Sautéed Duck Foie Gras in Salad with Walnut Dressing

Preparation info

  • Difficulty


  • Serves


Appears in

Shaun Hill's Cookery Book

Shaun Hill's Cookery Book

By Shaun Hill

Published 1990

  • About

Here are three thoughts to help you succeed with the technique of sautéing foie gras. Foie gras, unsurprisingly, is very fat so pan-frying it requires the addition of no more. The livers must seal instantly otherwise they shrivel and shrink leaving you only rather expensive fatty blobs, so the pan must be very hot. Thirdly, sautéed foie gras is very rich so you won’t need much; design a dish where a small amount of foie gras will be countered by a larger amount of other ingredients.
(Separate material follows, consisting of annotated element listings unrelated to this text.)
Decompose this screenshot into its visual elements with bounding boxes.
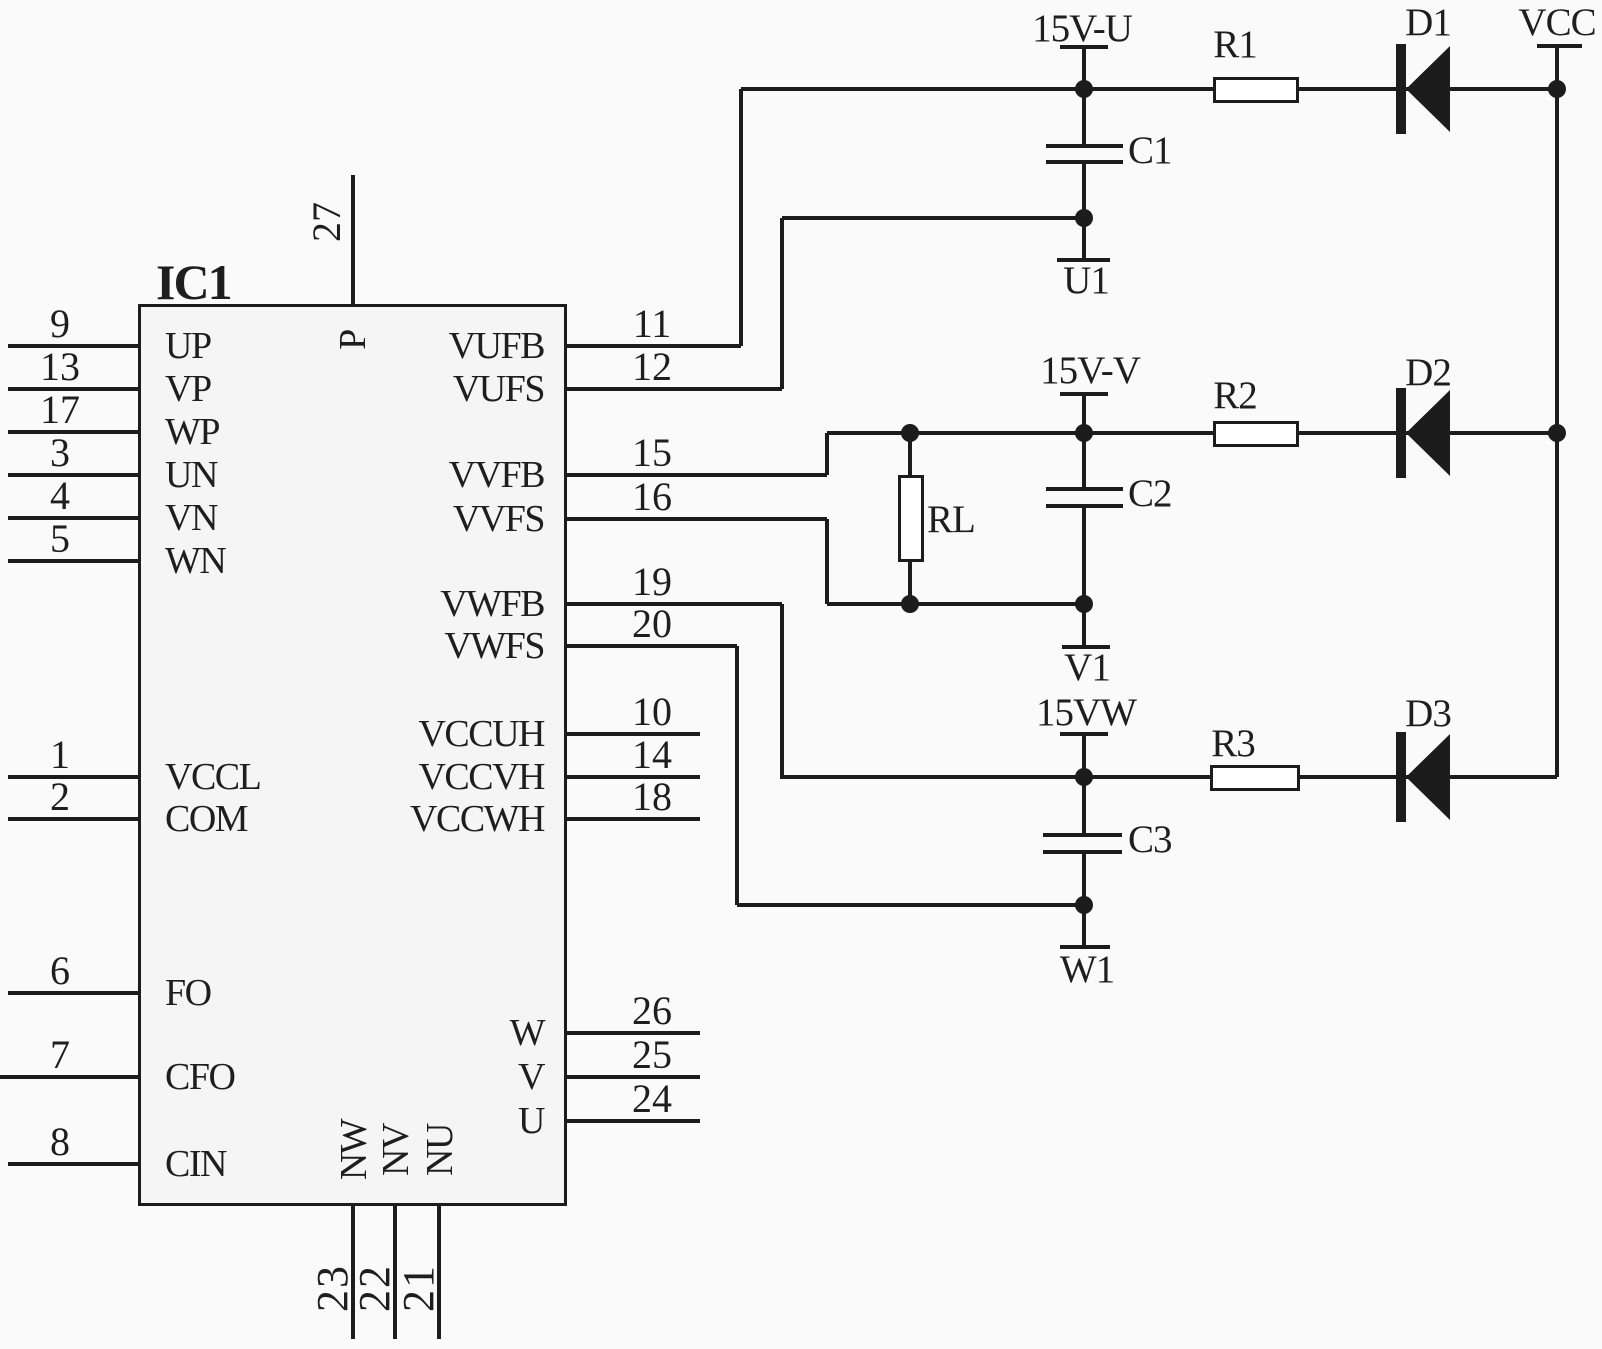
pin name CFO bbox=[165, 1058, 234, 1096]
resistor R3 bbox=[1210, 765, 1300, 791]
junction C1 bottom node bbox=[1075, 209, 1093, 227]
wire 15VW stem bbox=[1082, 736, 1086, 777]
wire 15V-U stem bbox=[1082, 49, 1086, 89]
label C3 bbox=[1128, 820, 1172, 859]
pin number 23 bbox=[311, 1264, 355, 1312]
wire pin 5 (WN) left lead bbox=[8, 559, 138, 563]
pin number 11 bbox=[633, 304, 672, 344]
wire pin 18 (VCCWH) right lead bbox=[566, 817, 700, 821]
pin name FO bbox=[165, 974, 211, 1012]
diode D1 triangle bbox=[1406, 46, 1450, 132]
pin name V bbox=[518, 1058, 544, 1096]
pin number 2 bbox=[50, 777, 70, 817]
pin number 22 bbox=[353, 1264, 397, 1312]
IC U-equivalent: IC1 body bbox=[138, 304, 567, 1206]
resistor R1 bbox=[1213, 77, 1299, 103]
wire pin 12 vertical riser bbox=[780, 218, 784, 389]
pin name VCCVH bbox=[418, 758, 544, 796]
node V1 terminal bar bbox=[1062, 645, 1110, 649]
wire pin 23 (NW) bottom lead bbox=[351, 1205, 355, 1339]
junction U-row at 15V-U bbox=[1075, 80, 1093, 98]
node VCC terminal bar bbox=[1537, 44, 1582, 48]
pin number 13 bbox=[40, 347, 80, 387]
pin name VWFS bbox=[444, 627, 544, 665]
pin name VUFB bbox=[449, 327, 544, 365]
wire pin 1 (VCCL) left lead bbox=[8, 775, 138, 779]
wire pin 11 (VUFB) right lead bbox=[566, 344, 741, 348]
wire pin 12 horizontal to C1 node bbox=[782, 216, 1084, 220]
wire pin 26 (W) right lead bbox=[566, 1031, 700, 1035]
label C2 bbox=[1128, 474, 1172, 513]
pin number 12 bbox=[632, 347, 672, 387]
capacitor C1 bottom plate bbox=[1046, 160, 1123, 164]
pin number 17 bbox=[40, 390, 80, 430]
wire pin 9 (UP) left lead bbox=[8, 344, 138, 348]
wire pin 15 vertical riser bbox=[825, 433, 829, 475]
net label 15V-V bbox=[1040, 351, 1140, 390]
wire pin 3 (UN) left lead bbox=[8, 473, 138, 477]
terminal label V1 bbox=[1064, 648, 1110, 687]
wire pin 27 (P) top lead bbox=[351, 175, 355, 304]
wire pin 2 (COM) left lead bbox=[8, 817, 138, 821]
pin name CIN bbox=[165, 1145, 226, 1183]
wire pin 20 vertical drop bbox=[735, 646, 739, 905]
wire V1 stem bbox=[1082, 604, 1086, 645]
pin name VN bbox=[165, 499, 217, 537]
wire pin 14 (VCCVH) right lead bbox=[566, 775, 700, 779]
capacitor C3 top plate bbox=[1043, 833, 1122, 837]
label D3 bbox=[1405, 694, 1451, 733]
resistor RL bbox=[898, 475, 924, 562]
pin number 14 bbox=[632, 735, 672, 775]
wire pin 16 (VVFS) right lead bbox=[566, 517, 827, 521]
pin name NU bbox=[421, 1124, 459, 1176]
pin name UP bbox=[165, 327, 211, 365]
pin name VVFB bbox=[449, 456, 544, 494]
pin name VCCUH bbox=[418, 715, 544, 753]
wire pin 25 (V) right lead bbox=[566, 1075, 700, 1079]
junction RL bottom bbox=[901, 595, 919, 613]
node W1 terminal bar bbox=[1060, 945, 1110, 949]
node U1 terminal bar bbox=[1057, 258, 1110, 262]
pin number 15 bbox=[632, 433, 672, 473]
pin number 10 bbox=[632, 692, 672, 732]
wire VCC rail vertical bbox=[1555, 48, 1559, 777]
label R1 bbox=[1213, 25, 1257, 64]
pin name VUFS bbox=[453, 370, 544, 408]
pin number 19 bbox=[632, 562, 672, 602]
wire 15V-V stem bbox=[1082, 396, 1086, 433]
pin name VCCL bbox=[165, 758, 260, 796]
net label 15VW bbox=[1036, 693, 1136, 732]
node 15V-U terminal bar bbox=[1060, 45, 1108, 49]
wire pin 22 (NV) bottom lead bbox=[393, 1205, 397, 1339]
junction V-row at RL top bbox=[901, 424, 919, 442]
wire pin 20 (VWFS) right lead bbox=[566, 644, 737, 648]
pin name WP bbox=[165, 413, 219, 451]
pin name VP bbox=[165, 370, 211, 408]
capacitor C2 bottom plate bbox=[1046, 504, 1123, 508]
pin number 5 bbox=[50, 519, 70, 559]
label R3 bbox=[1211, 724, 1255, 763]
wire C1 upper stem bbox=[1082, 89, 1086, 144]
pin number 8 bbox=[50, 1122, 70, 1162]
capacitor C1 top plate bbox=[1046, 144, 1123, 148]
wire V-row main horizontal bbox=[827, 431, 1557, 435]
wire pin 19 (VWFB) right lead bbox=[566, 602, 782, 606]
wire pin 17 (WP) left lead bbox=[8, 430, 138, 434]
diode D2 cathode bar bbox=[1396, 388, 1406, 478]
pin name P bbox=[334, 330, 372, 350]
label D2 bbox=[1405, 353, 1451, 392]
pin number 6 bbox=[50, 951, 70, 991]
pin number 4 bbox=[50, 476, 70, 516]
pin number 20 bbox=[632, 604, 672, 644]
pin number 24 bbox=[632, 1079, 672, 1119]
resistor R2 bbox=[1213, 421, 1299, 447]
wire C3 upper stem bbox=[1082, 777, 1086, 833]
pin name UN bbox=[165, 456, 217, 494]
pin number 3 bbox=[50, 433, 70, 473]
pin name WN bbox=[165, 542, 225, 580]
net label 15V-U bbox=[1032, 9, 1132, 48]
pin name VVFS bbox=[453, 500, 544, 538]
pin name VWFB bbox=[440, 585, 544, 623]
pin number 9 bbox=[50, 304, 70, 344]
node 15V-V terminal bar bbox=[1060, 392, 1108, 396]
wire C2 lower stem bbox=[1082, 508, 1086, 604]
pin number 16 bbox=[632, 477, 672, 517]
node 15VW terminal bar bbox=[1060, 732, 1108, 736]
diode D3 cathode bar bbox=[1396, 732, 1406, 822]
wire pin 11 vertical riser bbox=[739, 89, 743, 346]
junction U-row at VCC rail bbox=[1548, 80, 1566, 98]
terminal label U1 bbox=[1063, 261, 1109, 300]
label RL bbox=[927, 500, 975, 539]
pin number 27 bbox=[307, 202, 347, 242]
wire pin 8 (CIN) left lead bbox=[8, 1162, 138, 1166]
IC1 reference label bbox=[156, 257, 231, 307]
wire W1 stem bbox=[1082, 905, 1086, 945]
label R2 bbox=[1213, 376, 1257, 415]
pin number 1 bbox=[50, 735, 70, 775]
wire W-row bottom horizontal bbox=[737, 903, 1084, 907]
pin name COM bbox=[165, 800, 247, 838]
wire C1 lower stem bbox=[1082, 164, 1086, 259]
wire W-row main horizontal bbox=[780, 775, 1557, 779]
wire pin 24 (U) right lead bbox=[566, 1119, 700, 1123]
pin name VCCWH bbox=[410, 800, 544, 838]
pin name NW bbox=[335, 1120, 373, 1180]
wire C3 lower stem bbox=[1082, 854, 1086, 905]
pin number 26 bbox=[632, 991, 672, 1031]
pin number 18 bbox=[632, 777, 672, 817]
net label VCC bbox=[1518, 3, 1595, 42]
junction W-row at 15VW bbox=[1075, 768, 1093, 786]
wire RL upper stem bbox=[908, 433, 912, 475]
diode D2 triangle bbox=[1406, 390, 1450, 476]
junction C3 bottom bbox=[1075, 896, 1093, 914]
wire pin 6 (FO) left lead bbox=[8, 991, 138, 995]
wire V-row bottom horizontal bbox=[827, 602, 1084, 606]
pin name NV bbox=[377, 1124, 415, 1176]
wire pin 12 (VUFS) right lead bbox=[566, 387, 782, 391]
wire U-row main horizontal bbox=[741, 87, 1557, 91]
terminal label W1 bbox=[1060, 950, 1114, 989]
pin number 21 bbox=[397, 1264, 441, 1312]
diode D1 cathode bar bbox=[1396, 44, 1406, 134]
pin name U bbox=[518, 1102, 544, 1140]
wire C2 upper stem bbox=[1082, 433, 1086, 487]
junction V-row at 15V-V bbox=[1075, 424, 1093, 442]
wire pin 13 (VP) left lead bbox=[8, 387, 138, 391]
label D1 bbox=[1405, 3, 1451, 42]
pin name W bbox=[510, 1014, 544, 1052]
wire RL lower stem bbox=[908, 562, 912, 604]
wire pin 16 vertical drop bbox=[825, 519, 829, 604]
wire pin 10 (VCCUH) right lead bbox=[566, 732, 700, 736]
wire pin 19 vertical drop bbox=[780, 604, 784, 777]
capacitor C2 top plate bbox=[1046, 487, 1123, 491]
wire pin 21 (NU) bottom lead bbox=[437, 1205, 441, 1339]
wire pin 4 (VN) left lead bbox=[8, 516, 138, 520]
label C1 bbox=[1128, 131, 1172, 170]
junction C2 bottom bbox=[1075, 595, 1093, 613]
wire pin 15 (VVFB) right lead bbox=[566, 473, 827, 477]
diode D3 triangle bbox=[1406, 734, 1450, 820]
capacitor C3 bottom plate bbox=[1043, 850, 1122, 854]
pin number 7 bbox=[50, 1035, 70, 1075]
pin number 25 bbox=[632, 1035, 672, 1075]
wire pin 7 (CFO) left lead bbox=[0, 1075, 138, 1079]
junction V-row at VCC rail bbox=[1548, 424, 1566, 442]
  • 4 × 3 oz (75 g) slices duck foie gras
  • a selection of salad leaves: frisée, lollo rosso, cos lettuce and corn
  • salad (mâche)
  • 1 carrot
  • 1 avocado
  • salt and freshly ground black pepper
  • 4 tablespoons walnut oil
  • 1 tablespoon sherry vinegar
  • 1 tablespoon sherry


  1. Check that the slices of foie gras have no nerve or membrane. If they do, then gently lift them out with your fingertips and return the liver to the refrigerator.
  2. Wash and thoroughly dry the lettuces. Compose the leaves into four salads.
  3. Peel and finely chop the carrot. Sprinkle this over the leaves. Peel the avocado and cut into strips. Add this also to the salads.
  4. Salt the lettuces and dress them with 2 tablespoons of walnut oil and a few drops of sherry vinegar. This is easily done by drizzling the oil and vinegar over the salads with a pastry brush.
  5. Heat a frying pan. Season the foie gras and quickly fry it on both sides. Lift out of the pan and on to kitchen paper.
  6. Pour off most of the dark foie gras butter from the pan. Add sherry and sherry vinegar to deglaze. Add the remaining walnut oil and boil hard so that the dressing emulsifies. Strain into a saucepan.
  7. Tuck the foie gras into each salad. Pour a band of warm dressing around each plate and serve quickly.